Figure 4. PC(O-16:0/2:0) disrupts sphingolipid metabolism leading to changes in Mss4-GFP localization.

(A) PC( O -16:0/2:0) treatment disrupts sphingolipid metabolism. Wild type (BY4741) cells were treated with vehicle or PC(O-16:0/2:0) (20 µM) for the indicated times (min). Lipids were extracted and sphingolipid levels were quantified and expressed as a log₂ fold change of PC(O-16:0/2:0) treated from vehicle treated control. LCB, long chain base; IPC, inositol phosphorylceramide; MIPC, mannosyl phosphorylceramide; DHS(-P), dihydrosphingosine (1-phosphate); PHS(-P), phytohydrosphingosine; LC, long chain (acyl chain is equal to or less than 22 carbons); VLC, very long chain (more than 22 carbons). (B) Treatment with ceramide promotes PES formation and inhibits actin cytoskeleton polarization.
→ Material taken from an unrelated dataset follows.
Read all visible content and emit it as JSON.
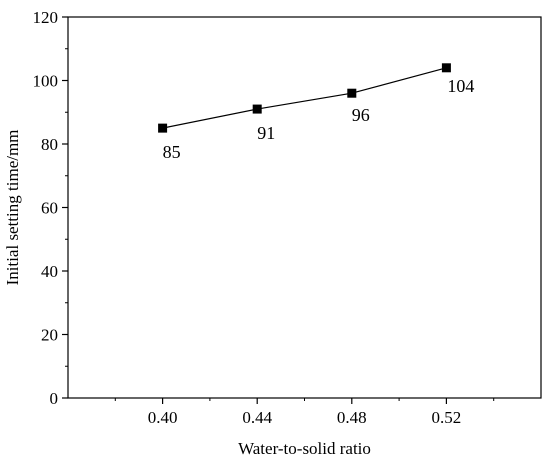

Wild type (BY4741) cells expressing GFP-2×PH^PLCδ were grown in YPD in the presence of vehicle (EtOH), PC(O-16:0/2:0), Cer(d18:1/2:0) or Cer(d18:0/2:0) (20 µM, 15 min) prior to imaging live or fixing and staining for acting cytoskeleton polarization as described in methods. The percentage of cells displaying a redistribution of the fluorescent reporter or proper actin polarization is reported in the inset of the respective figure. (C) Inhibition of sphingolipid metabolism prevents the relocalization of Mss4. Mss4-GFP (YKB2955) expressing cells were pretreated with vehicle or myriocin (5 µM) for 30 min and subsequently treated with vehicle or PC(O-16:0/2:0) (20 µM, 15 min) as previously done. Pretreatment with myriocin inhibited PC(O-16:0/2:0)-dependent changes in PES formation.